Biogen collaborates with Genentech (Roche) on the development and commercialization of another anti-CD20 product, Gazyva (or GA101). Based on positive phase 3 results, Roche submitted marketing applications for GA101 to regulatory authorities including the FDA and EMA in April 2013. Due to the significance of the positive trial results and the serious and life threatening nature of CLL, the FDA granted the GA101 application both breakthrough therapy designation and priority review.
Based on the Phase 3 data, GA101 demonstrated a statistically significant 86% reduction in the risk of disease worsening or death (HR=0.14, 95 percent CI 0.09-0.21, p<0.0001) when combined with chlorambucil compared to chlorambucil alone in previously untreated people with CLL and co-existing medical conditions (FDA grants GA101 Priority Review for CLL-July2013). So, it is highly anticipated that the drug will be approved for CLL in December 20, 2013 (PDUFA date).
According to the collaborative agreement, BIIB will receive between 35% and 39% of the profits of GA101 US sales based upon the achievement of certain sales milestones (BIIB 10K 2012). Since Biogen will pay 35% of the development and commercialization expenses of GA101, we assume that it can record 35% of the revenues on its financial statement. We estimate GA101 revenues to be $300M in $300M in 2014 and $1.9B in 2017. This translates to $105M (2014) and $680M (2017) of product revenues that BIIB may record on its statement.
Multiple sclerosis program
Daclizumab is an anti-CD25 (IL2R-alpha) currently in clinical trials phase 3 for relapse-refractory multiple sclerosis MS. It is a collaborative project with AbbVie, Inc. (NYSE:ABBV). Under the agreement, development and commercialization costs and profits are shared equally. The phase 3 data are expected to be released mid-2014.
Based on the phase 2b data released in August 2011, the results showed that daclizumab, administered subcutaneously once every four weeks, met primary and key secondary study endpoints, compared to placebo (BIIB 10Q 3Q2013). We assign a 70% probability that the drug will be approved for MS in 2015. If the drug is approved, we estimate that it will generate $150M revenues in 2015, $270M in 2016, and $486M in 2017. This translates to $53M (2015), $95M (2016), and $170M (2017), by taking into account the 50% revenues sharing and 70% probability of approval.
Biogen is also conducting several phase 2 clinical trials, in which the interim results will be available in second half of 2014. These programs include an antisense RNA-based therapy for spinal muscular atrophy; Anti-LINGO for acute optic neuritis; Anti-CD40L for lupus; BIIB037 for Alzheimer's diseases; Neublastin for sciatica; and STX-100 for idiopathic pulmonary fibrosis. The regulatory events for these new drug candidates are expected to occur in 2016-2017. Since these 2 drugs are a few years away from regulatory approval, we do not include them in revenue projection.

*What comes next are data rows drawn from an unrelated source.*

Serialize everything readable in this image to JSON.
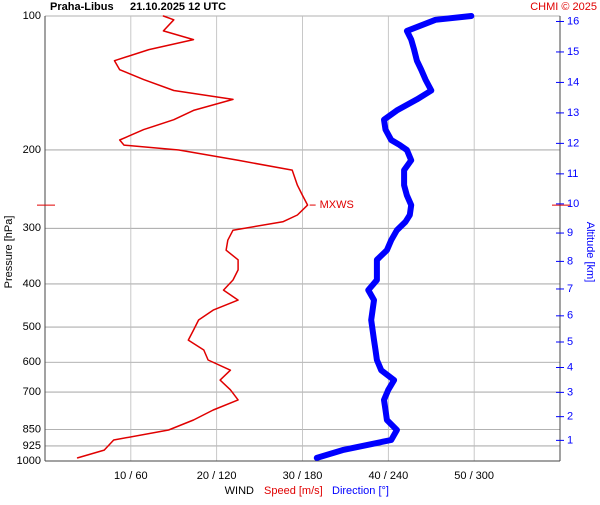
{
  "chart_data": {
    "type": "line",
    "station": "Praha-Libus",
    "time": "21.10.2025 12 UTC",
    "credit": "CHMI © 2025",
    "y_label": "Pressure [hPa]",
    "y2_label": "Altitude [km]",
    "x_label": "WIND",
    "pressure": [
      984,
      945,
      897,
      852,
      809,
      768,
      729,
      692,
      658,
      625,
      593,
      563,
      535,
      508,
      482,
      458,
      435,
      413,
      392,
      372,
      353,
      336,
      319,
      303,
      290,
      280,
      266,
      253,
      240,
      222,
      211,
      200,
      195,
      190,
      180,
      171,
      163,
      154,
      147,
      139,
      132,
      126,
      119,
      113,
      108,
      102,
      100
    ],
    "series": [
      {
        "name": "Speed [m/s]",
        "color": "#e00000",
        "axis": "x",
        "values": [
          3.8,
          6.9,
          8,
          14.4,
          17.3,
          19.6,
          22.5,
          21.6,
          20.4,
          21.6,
          19,
          18.5,
          16.7,
          17.3,
          17.9,
          19.6,
          22.5,
          20.8,
          21.9,
          22.5,
          22.5,
          21.1,
          21.3,
          21.9,
          27.7,
          29.4,
          30.6,
          30,
          29.4,
          28.8,
          22.5,
          15.6,
          9.2,
          8.7,
          11.5,
          15,
          17.3,
          21.9,
          15,
          11.5,
          8.7,
          8.1,
          12.1,
          17.3,
          13.8,
          15,
          13.8
        ]
      },
      {
        "name": "Direction [°]",
        "color": "#0000ff",
        "axis": "x2",
        "values": [
          190,
          208,
          242,
          246,
          239,
          238,
          237,
          240,
          244,
          235,
          232,
          231,
          230,
          229,
          228,
          229,
          230,
          226,
          232,
          232,
          232,
          239,
          242,
          246,
          252,
          255,
          256,
          253,
          251,
          251,
          256,
          253,
          248,
          242,
          238,
          237,
          246,
          260,
          270,
          266,
          263,
          260,
          258,
          256,
          253,
          273,
          298
        ]
      }
    ],
    "ylim": [
      100,
      1000
    ],
    "ylog": true,
    "yticks": [
      100,
      200,
      300,
      400,
      500,
      600,
      700,
      850,
      925,
      1000
    ],
    "xlim": [
      0,
      60
    ],
    "x2lim": [
      0,
      360
    ],
    "xticks": [
      {
        "value": 10,
        "label": "10 / 60"
      },
      {
        "value": 20,
        "label": "20 / 120"
      },
      {
        "value": 30,
        "label": "30 / 180"
      },
      {
        "value": 40,
        "label": "40 / 240"
      },
      {
        "value": 50,
        "label": "50 / 300"
      }
    ],
    "y2ticks": [
      1,
      2,
      3,
      4,
      5,
      6,
      7,
      8,
      9,
      10,
      11,
      12,
      13,
      14,
      15,
      16
    ],
    "annotation": {
      "text": "MXWS",
      "pressure": 266,
      "speed": 30.6
    },
    "grid": true
  }
}
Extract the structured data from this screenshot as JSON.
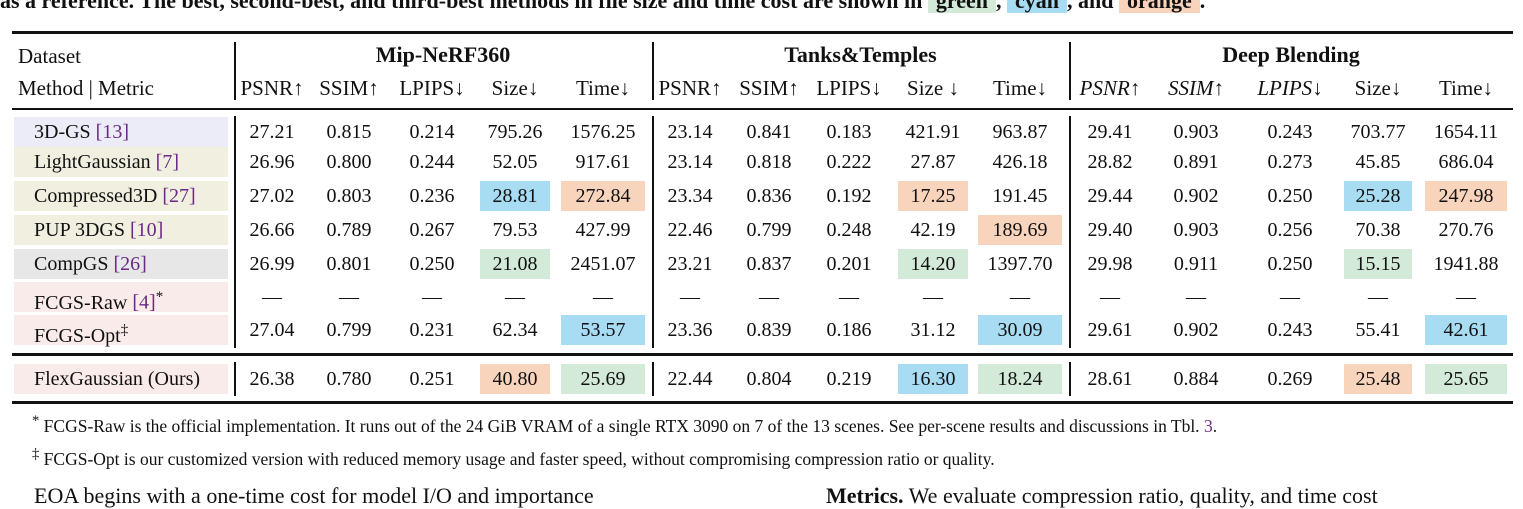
{
  "caption_tail": {
    "text": "as a reference. The best, second-best, and third-best methods in file size and time cost are shown in",
    "green": "green",
    "cyan": "cyan",
    "and": ", and",
    "orange": "orange",
    "comma": ",",
    "period": "."
  },
  "header": {
    "dataset_label": "Dataset",
    "method_metric_label": "Method | Metric",
    "groups": [
      "Mip-NeRF360",
      "Tanks&Temples",
      "Deep Blending"
    ],
    "metrics": [
      [
        "PSNR↑",
        "SSIM↑",
        "LPIPS↓",
        "Size↓",
        "Time↓"
      ],
      [
        "PSNR↑",
        "SSIM↑",
        "LPIPS↓",
        "Size ↓",
        "Time↓"
      ],
      [
        "PSNR↑",
        "SSIM↑",
        "LPIPS↓",
        "Size↓",
        "Time↓"
      ]
    ]
  },
  "colors": {
    "best": "#d4ead8",
    "second": "#a7dcf3",
    "third": "#f9d4bd",
    "row_3dgs": "#ececf8",
    "row_pruning": "#f1efdf",
    "row_compgs": "#e7e7e7",
    "row_fcgs": "#faebeb",
    "cite": "#6b2a86"
  },
  "rows": [
    {
      "method": "3D-GS",
      "cite": "[13]",
      "mark": "",
      "bg": "row_3dgs",
      "values": [
        "27.21",
        "0.815",
        "0.214",
        "795.26",
        "1576.25",
        "23.14",
        "0.841",
        "0.183",
        "421.91",
        "963.87",
        "29.41",
        "0.903",
        "0.243",
        "703.77",
        "1654.11"
      ],
      "hl": [
        "",
        "",
        "",
        "",
        "",
        "",
        "",
        "",
        "",
        "",
        "",
        "",
        "",
        "",
        ""
      ]
    },
    {
      "method": "LightGaussian",
      "cite": "[7]",
      "mark": "",
      "bg": "row_pruning",
      "values": [
        "26.96",
        "0.800",
        "0.244",
        "52.05",
        "917.61",
        "23.14",
        "0.818",
        "0.222",
        "27.87",
        "426.18",
        "28.82",
        "0.891",
        "0.273",
        "45.85",
        "686.04"
      ],
      "hl": [
        "",
        "",
        "",
        "",
        "",
        "",
        "",
        "",
        "",
        "",
        "",
        "",
        "",
        "",
        ""
      ]
    },
    {
      "method": "Compressed3D",
      "cite": "[27]",
      "mark": "",
      "bg": "row_pruning",
      "values": [
        "27.02",
        "0.803",
        "0.236",
        "28.81",
        "272.84",
        "23.34",
        "0.836",
        "0.192",
        "17.25",
        "191.45",
        "29.44",
        "0.902",
        "0.250",
        "25.28",
        "247.98"
      ],
      "hl": [
        "",
        "",
        "",
        "second",
        "third",
        "",
        "",
        "",
        "third",
        "",
        "",
        "",
        "",
        "second",
        "third"
      ]
    },
    {
      "method": "PUP 3DGS",
      "cite": "[10]",
      "mark": "",
      "bg": "row_pruning",
      "values": [
        "26.66",
        "0.789",
        "0.267",
        "79.53",
        "427.99",
        "22.46",
        "0.799",
        "0.248",
        "42.19",
        "189.69",
        "29.40",
        "0.903",
        "0.256",
        "70.38",
        "270.76"
      ],
      "hl": [
        "",
        "",
        "",
        "",
        "",
        "",
        "",
        "",
        "",
        "third",
        "",
        "",
        "",
        "",
        ""
      ]
    },
    {
      "method": "CompGS",
      "cite": "[26]",
      "mark": "",
      "bg": "row_compgs",
      "values": [
        "26.99",
        "0.801",
        "0.250",
        "21.08",
        "2451.07",
        "23.21",
        "0.837",
        "0.201",
        "14.20",
        "1397.70",
        "29.98",
        "0.911",
        "0.250",
        "15.15",
        "1941.88"
      ],
      "hl": [
        "",
        "",
        "",
        "best",
        "",
        "",
        "",
        "",
        "best",
        "",
        "",
        "",
        "",
        "best",
        ""
      ]
    },
    {
      "method": "FCGS-Raw",
      "cite": "[4]",
      "mark": "*",
      "bg": "row_fcgs",
      "values": [
        "—",
        "—",
        "—",
        "—",
        "—",
        "—",
        "—",
        "—",
        "—",
        "—",
        "—",
        "—",
        "—",
        "—",
        "—"
      ],
      "hl": [
        "",
        "",
        "",
        "",
        "",
        "",
        "",
        "",
        "",
        "",
        "",
        "",
        "",
        "",
        ""
      ]
    },
    {
      "method": "FCGS-Opt",
      "cite": "",
      "mark": "‡",
      "bg": "row_fcgs",
      "values": [
        "27.04",
        "0.799",
        "0.231",
        "62.34",
        "53.57",
        "23.36",
        "0.839",
        "0.186",
        "31.12",
        "30.09",
        "29.61",
        "0.902",
        "0.243",
        "55.41",
        "42.61"
      ],
      "hl": [
        "",
        "",
        "",
        "",
        "second",
        "",
        "",
        "",
        "",
        "second",
        "",
        "",
        "",
        "",
        "second"
      ]
    }
  ],
  "ours": {
    "method": "FlexGaussian (Ours)",
    "bg": "row_fcgs",
    "values": [
      "26.38",
      "0.780",
      "0.251",
      "40.80",
      "25.69",
      "22.44",
      "0.804",
      "0.219",
      "16.30",
      "18.24",
      "28.61",
      "0.884",
      "0.269",
      "25.48",
      "25.65"
    ],
    "hl": [
      "",
      "",
      "",
      "third",
      "best",
      "",
      "",
      "",
      "second",
      "best",
      "",
      "",
      "",
      "third",
      "best"
    ]
  },
  "footnotes": [
    {
      "mark": "*",
      "text": "FCGS-Raw is the official implementation. It runs out of the 24 GiB VRAM of a single RTX 3090 on 7 of the 13 scenes. See per-scene results and discussions in Tbl.",
      "ref": "3",
      "end": "."
    },
    {
      "mark": "‡",
      "text": "FCGS-Opt is our customized version with reduced memory usage and faster speed, without compromising compression ratio or quality."
    }
  ],
  "body_left": "EOA begins with a one-time cost for model I/O and importance",
  "body_right_bold": "Metrics.",
  "body_right": "We evaluate compression ratio, quality, and time cost"
}
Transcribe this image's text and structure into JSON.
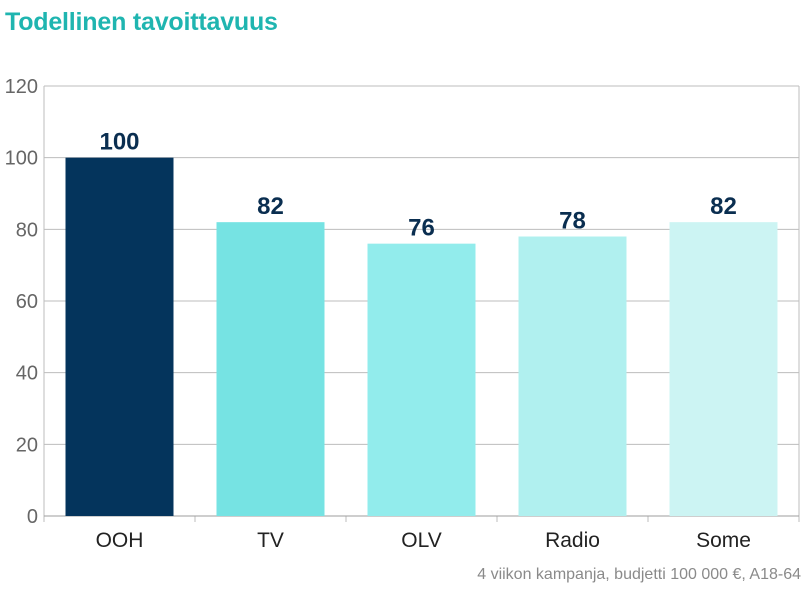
{
  "chart_data": {
    "type": "bar",
    "title": "Todellinen tavoittavuus",
    "categories": [
      "OOH",
      "TV",
      "OLV",
      "Radio",
      "Some"
    ],
    "values": [
      100,
      82,
      76,
      78,
      82
    ],
    "bar_colors": [
      "#04345c",
      "#76e3e3",
      "#92ecec",
      "#b0f0ef",
      "#ccf4f3"
    ],
    "ylim": [
      0,
      120
    ],
    "yticks": [
      0,
      20,
      40,
      60,
      80,
      100,
      120
    ],
    "grid": true,
    "xlabel": "",
    "ylabel": ""
  },
  "footnote": "4 viikon kampanja, budjetti 100 000 €, A18-64"
}
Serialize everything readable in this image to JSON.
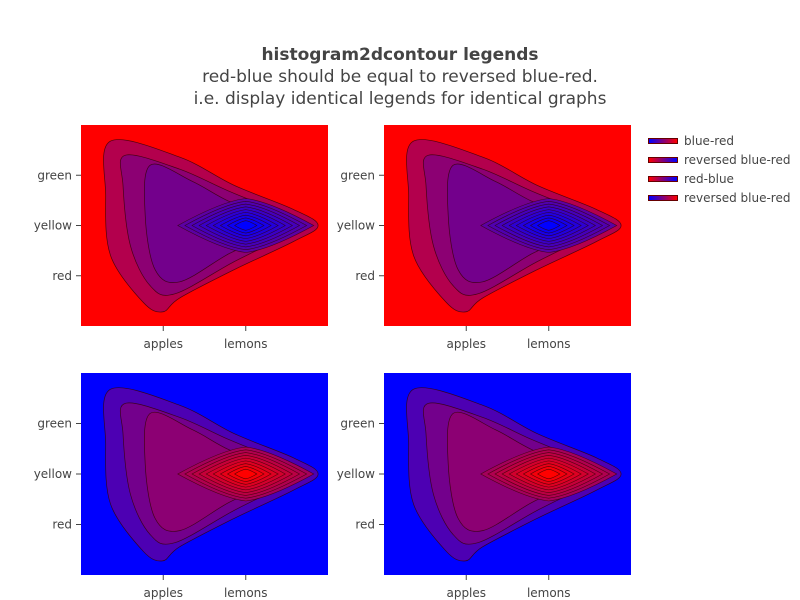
{
  "title": {
    "main": "histogram2dcontour legends",
    "line2": "red-blue should be equal to reversed blue-red.",
    "line3": "i.e. display identical legends for identical graphs"
  },
  "colors": {
    "red": "#ff0000",
    "blue": "#0000ff",
    "contour_line": "#330000"
  },
  "legend": [
    {
      "label": "blue-red",
      "from": "#0000ff",
      "to": "#ff0000"
    },
    {
      "label": "reversed blue-red",
      "from": "#ff0000",
      "to": "#0000ff"
    },
    {
      "label": "red-blue",
      "from": "#ff0000",
      "to": "#0000ff"
    },
    {
      "label": "reversed blue-red",
      "from": "#0000ff",
      "to": "#ff0000"
    }
  ],
  "chart_data": [
    {
      "type": "heatmap",
      "subtype": "histogram2dcontour",
      "name": "blue-red",
      "x_categories": [
        "apples",
        "lemons"
      ],
      "y_categories": [
        "red",
        "yellow",
        "green"
      ],
      "colorscale": [
        "#0000ff",
        "#ff0000"
      ],
      "low_color": "#ff0000",
      "high_color": "#0000ff",
      "peak": {
        "x": "lemons",
        "y": "yellow"
      }
    },
    {
      "type": "heatmap",
      "subtype": "histogram2dcontour",
      "name": "reversed blue-red",
      "x_categories": [
        "apples",
        "lemons"
      ],
      "y_categories": [
        "red",
        "yellow",
        "green"
      ],
      "colorscale": [
        "#0000ff",
        "#ff0000"
      ],
      "reversed": true,
      "low_color": "#ff0000",
      "high_color": "#0000ff",
      "peak": {
        "x": "lemons",
        "y": "yellow"
      }
    },
    {
      "type": "heatmap",
      "subtype": "histogram2dcontour",
      "name": "red-blue",
      "x_categories": [
        "apples",
        "lemons"
      ],
      "y_categories": [
        "red",
        "yellow",
        "green"
      ],
      "colorscale": [
        "#ff0000",
        "#0000ff"
      ],
      "low_color": "#0000ff",
      "high_color": "#ff0000",
      "peak": {
        "x": "lemons",
        "y": "yellow"
      }
    },
    {
      "type": "heatmap",
      "subtype": "histogram2dcontour",
      "name": "reversed blue-red",
      "x_categories": [
        "apples",
        "lemons"
      ],
      "y_categories": [
        "red",
        "yellow",
        "green"
      ],
      "colorscale": [
        "#ff0000",
        "#0000ff"
      ],
      "reversed": true,
      "low_color": "#0000ff",
      "high_color": "#ff0000",
      "peak": {
        "x": "lemons",
        "y": "yellow"
      }
    }
  ]
}
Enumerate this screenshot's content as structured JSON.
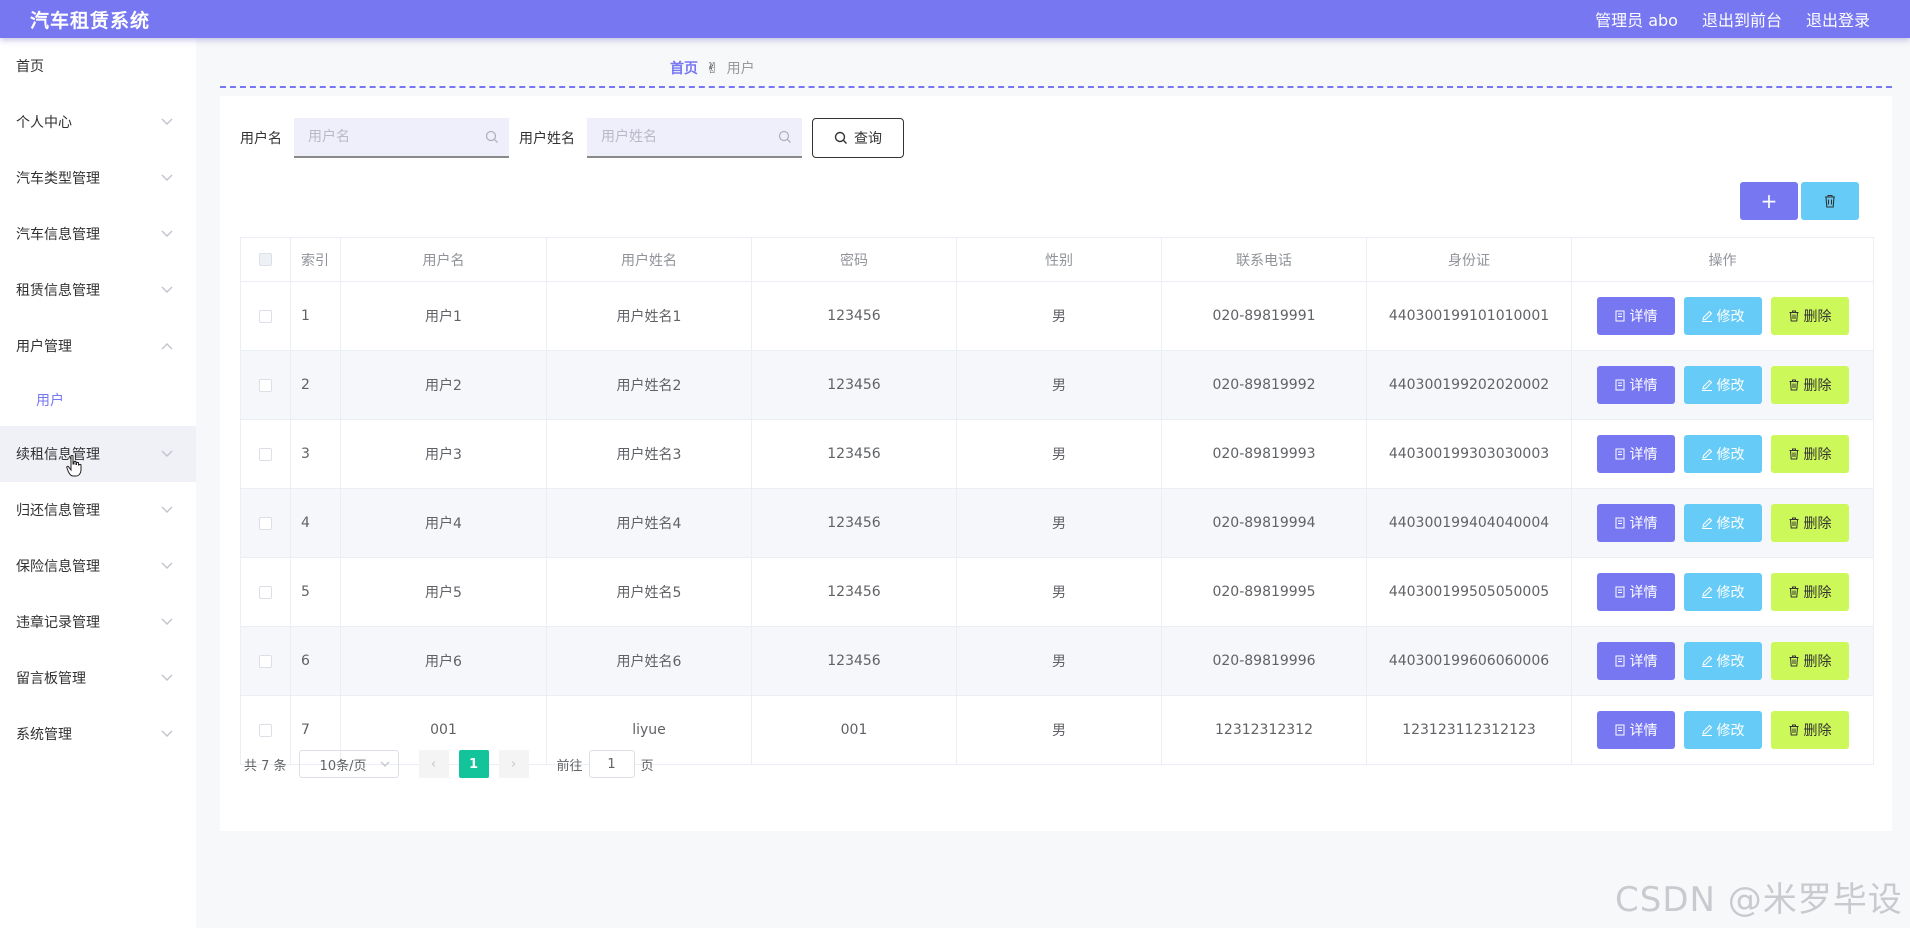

Based on our estimation of the probability of approval, the market size, and competition for the above new drugs, we project that these new drugs (including Tecfidera) will generate aggregate revenues of $600M, $1.26B, $2.1B, $3.2B, and $4.2B from 2013 to 2017, representing an annual growth rate of 63%. These new products will have a more meaningful impact on revenue growth after 2014.
In the next part, we will integrate these estimated revenues from existing drugs and new drugs into financial analysis and stock valuation.
Disclosure: I am long NVS, JNJ. I wrote this article myself, and it expresses my own opinions. I am not receiving compensation for it (other than from Seeking Alpha). I have no business relationship with any company whose stock is mentioned in this article.